Однажды Ишмухамедов спросил девушку:
— Не кажется ли вам, что мы несколько затянули с делом Костылева?
— Нет, — ответила она, — не кажется. По-моему, он не рассказал и десятой доли того, что знает.
И поведала шефу свои сомнения.
— Ну что ж, — согласился Захар, внимательно выслушав ее. — Видимо, вы правы: с ним стоит еще поработать. Но вот вам мой совет…
На этот раз, очутившись в комнате следователя, Колька вдруг почувствовал какую-то ноющую боль под «ложечкой». Валя Еремченко, нарядная, веселая и оттого еще более привлекательная, заканчивала разговор по телефону.
— Да-да, через полчаса я освобожусь, — щебетала она совсем по-девчоночьи, — и мы продолжим нашу беседу с глазу на глаз… Пока!
Не переставая улыбаться, Еремченко прошлась по комнате, постояла у залитого солнцем окна, затем обернулась и, словно только сейчас заметив Кольку, посерьезнела.
— Садитесь, Костылев, — сказала она. — Думается мне, мы с вами встретились в последний раз. Так как протокол дознания вами уже подписан, в краже свитера вы признались, нам, собственно, разговаривать уже не о чем. Мне только хотелось уточнить одну маленькую деталь. А именно: из каких соображений вы, Костылев, оказавшись в камере предварительного заключения, поспешили обменять новые шерстяные брюки на ту рвань, в которой сейчас щеголяете?
Сердце у Кольки дрогнуло, но он, поборов страх, изобразил на своем лице подобие улыбки.
— Охота вам, гражданка следователь, говорить о пустяках, — сказал он и пожал плечами. — Давайте лучше поговорим о хорошеньких, продавщицах…
Но для Кольки наступил день неприятных неожиданностей. Вместо того, чтобы, как это бывало в подобных случаях, замкнуться и перейти на сугубо официальный тон, Еремченко рассмеялась. Она смеялась долго, так долго, что Колька почувствовал даже какое-то опасное для него неудобство и нетерпеливо заерзал на стуле.
— Ох, никто не умеет рассмешить так, как вы, Костылев, — сказала наконец Валя, делая вид, что вытирает слезы. — Вы пользовались бы у девушек успехом, если бы… — она сделала паузу и словно отрубила, — если бы не были жалким мальчишкой! Но, пусть будет по-вашему, поговорим о продавщицах…
И начала рассказывать о девушках, работающих в ЦУМе и «Колосе». Она до мельчайших деталей описывала их внешность (и при этом с улыбкой смотрела Кольке в глаза); вспоминала, кто из них и где учится, чем страстно увлекается, о чем мечтает, к чему стремится и сколько иждивенцев «тянет» на своих слабых, «не мужских плечах»; говорила о том, как больно бьют по их и без того не роскошному бюджету разные там не зависящие от продавца недостачи и как бывает обидно, когда какой-нибудь грязный воришка лишает их честно заработанной копейки…

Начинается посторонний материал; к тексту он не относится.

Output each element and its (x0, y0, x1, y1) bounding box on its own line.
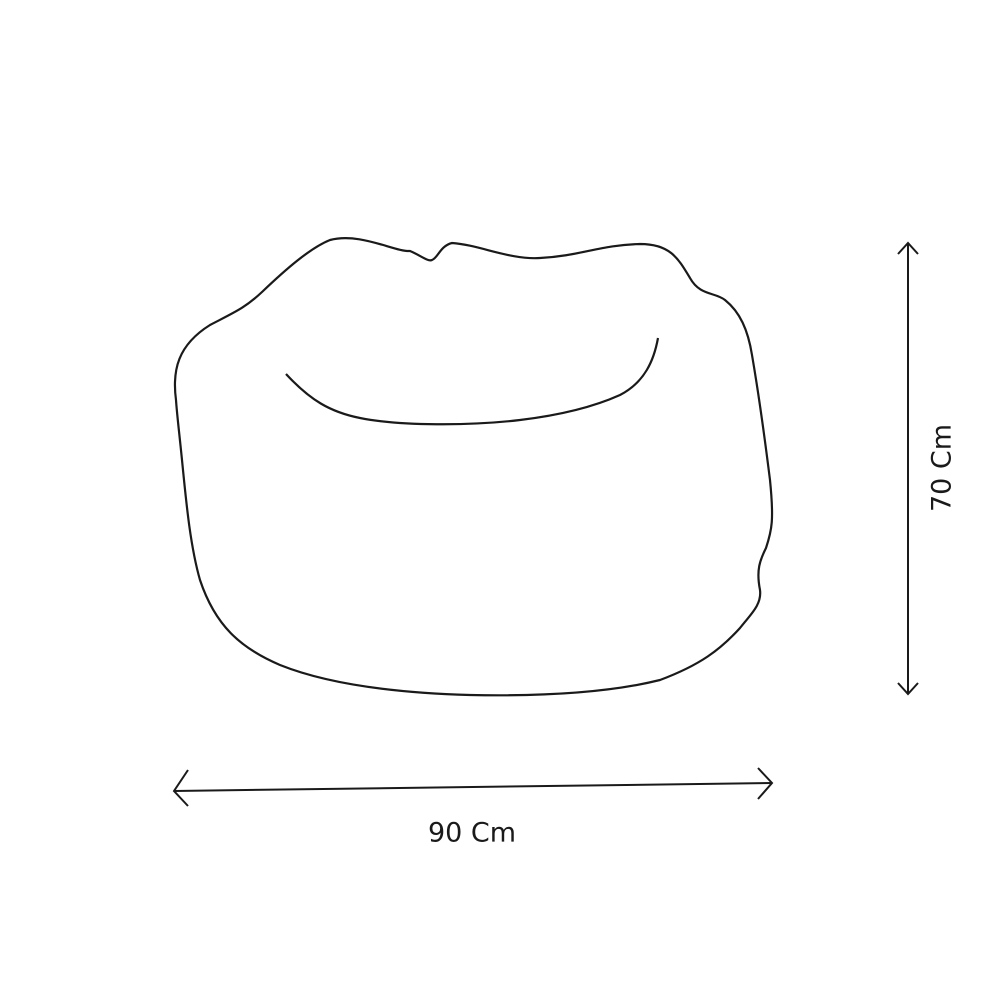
bean-bag-seat-curve (285, 337, 660, 426)
bean-bag-outline (173, 237, 774, 697)
height-dimension-arrow (897, 241, 919, 696)
width-dimension-arrow (172, 767, 774, 807)
height-label: 70 Cm (927, 424, 958, 512)
width-label: 90 Cm (428, 818, 516, 849)
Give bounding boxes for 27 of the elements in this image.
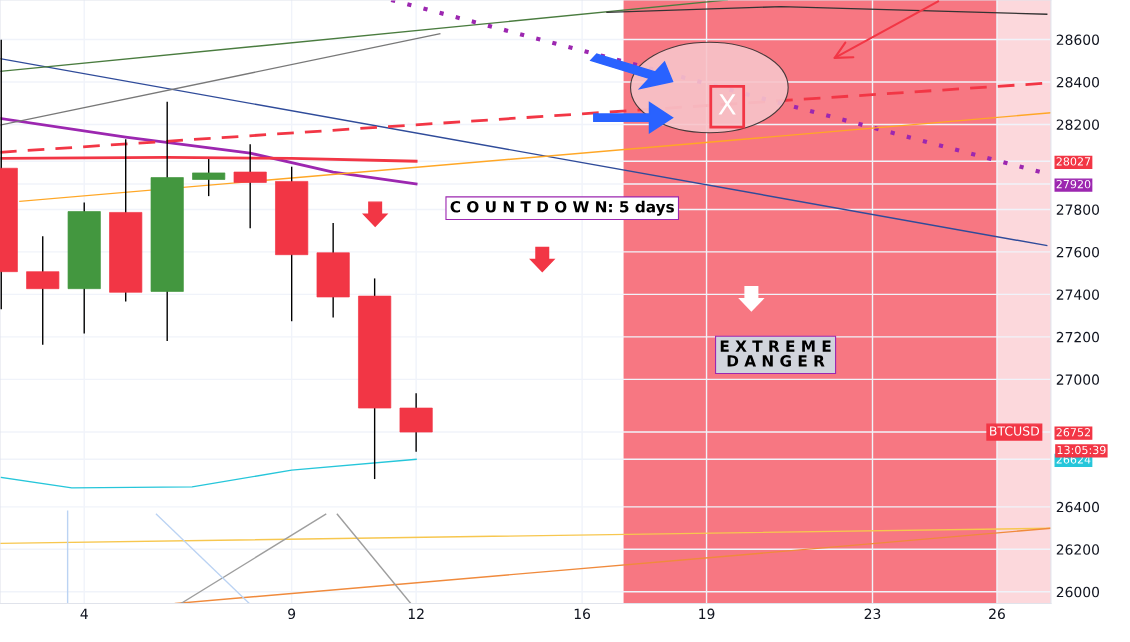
y-tick-label: 26000 xyxy=(1056,586,1100,598)
x-tick-label: 9 xyxy=(288,608,296,620)
annotation: E X T R E M E D A N G E R xyxy=(720,340,831,367)
y-tick-label: 28200 xyxy=(1056,119,1100,130)
x-tick-label: 12 xyxy=(408,608,424,619)
y-tick-label: 28600 xyxy=(1056,34,1100,45)
line-series xyxy=(0,458,417,489)
y-tick-label: 26752 xyxy=(1056,428,1090,437)
y-tick-label: 27000 xyxy=(1056,374,1100,385)
x-tick-label: 26 xyxy=(989,608,1005,620)
x-tick-label: 23 xyxy=(864,608,881,620)
x-tick-label: 19 xyxy=(699,608,715,620)
line-series xyxy=(0,117,418,186)
y-tick-label: 28400 xyxy=(1056,76,1100,88)
y-tick-label: 26200 xyxy=(1056,544,1100,555)
y-tick-label: 27600 xyxy=(1056,246,1100,258)
y-tick-label: 28027 xyxy=(1056,157,1091,166)
x-tick-label: 16 xyxy=(574,608,591,620)
y-tick-label: 27920 xyxy=(1056,179,1091,189)
x-tick-label: 4 xyxy=(80,608,88,619)
annotation: BTCUSD xyxy=(990,426,1040,436)
y-tick-label: 26400 xyxy=(1056,501,1100,513)
y-tick-label: 27800 xyxy=(1056,204,1100,215)
y-tick-label: 27200 xyxy=(1056,331,1100,343)
y-tick-label: 27400 xyxy=(1056,289,1100,300)
annotation: C O U N T D O W N: 5 days xyxy=(450,200,674,216)
annotation: X xyxy=(718,94,736,115)
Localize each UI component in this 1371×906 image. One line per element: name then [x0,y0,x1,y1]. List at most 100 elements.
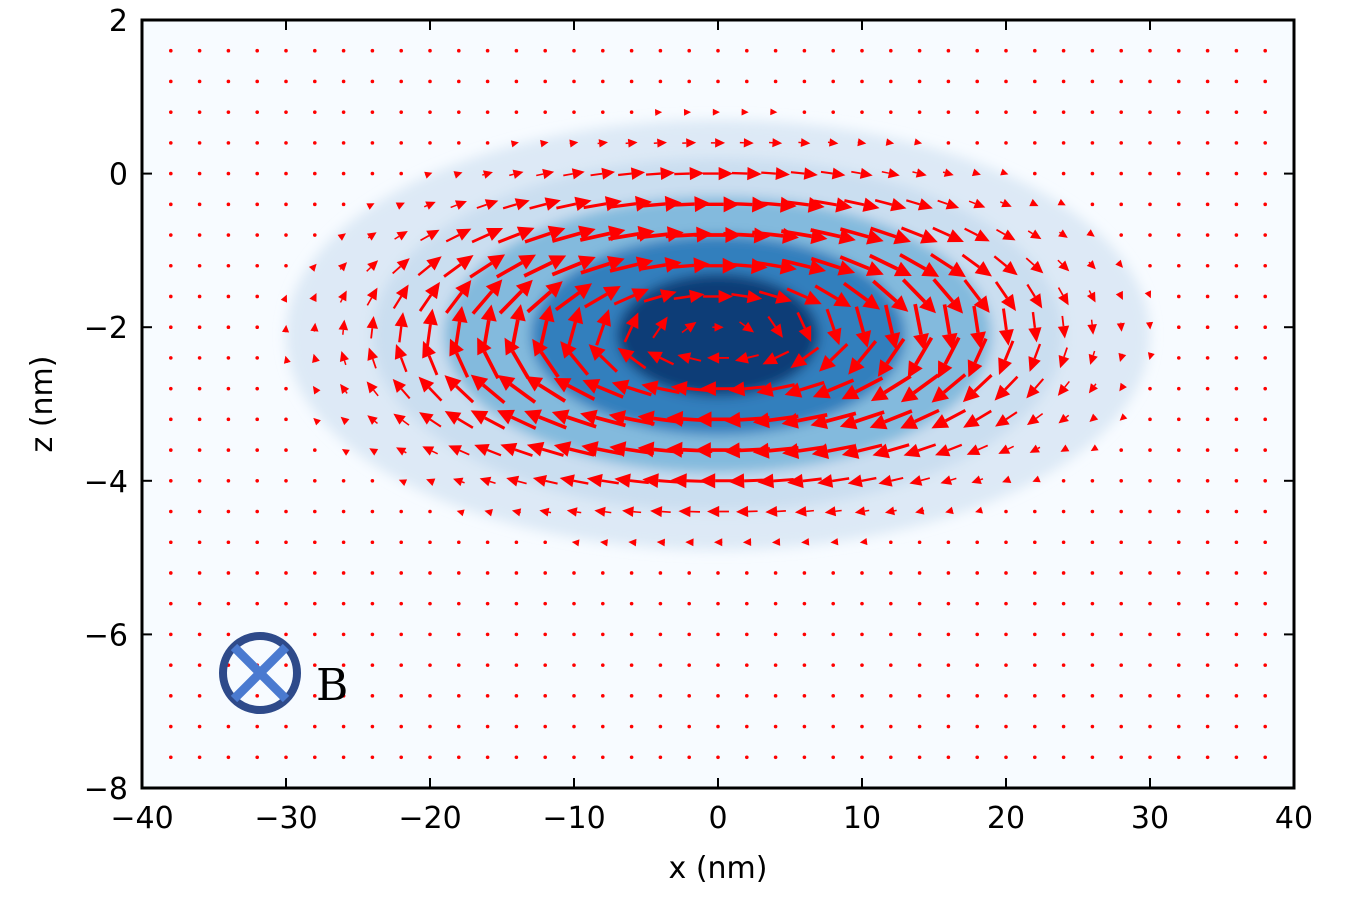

С каждым словом ее Колька все сильнее и сильнее убеждался, что эта, как он раньше думал, «зеленая девчонка» давно уже «расколола» его. Она просто все это время выжидала. Неужели, чтобы дать ему возможность добровольно признаться во всем и тем самым облегчить свою участь? Ну, а ей-то это зачем? Ведь уличила бы — и авторитет заработала! Всякие там отличные оценки за практику, слава среди сокурсников…
Колька, подавленный и растерянный, поднял голову и снова встретился с ее взглядом. В этом взгляде не было торжества. В нем было сочувствие и еще, пожалуй, презрение. «Знает! Все знает! — мелькнула мысль. — И презирает… Мальчишкой назвала… Воришкой!»
— Прощайте, Костылев, — донеслось до него. — У вас будет достаточно времени для размышлений. Постарайтесь употребить его с пользой для себя. Если, конечно, найдете в себе мужество…
Сердце метнулось раз, другой, будто тесно ему стало за решеткой ребер. Колька медленно поднялся и побрел. Он почувствовал вдруг, что раздавлен. Его не избили, не изругали, а уничтожили. Уничтожили презрением к его трусости, признанием его человеческой неполноценности.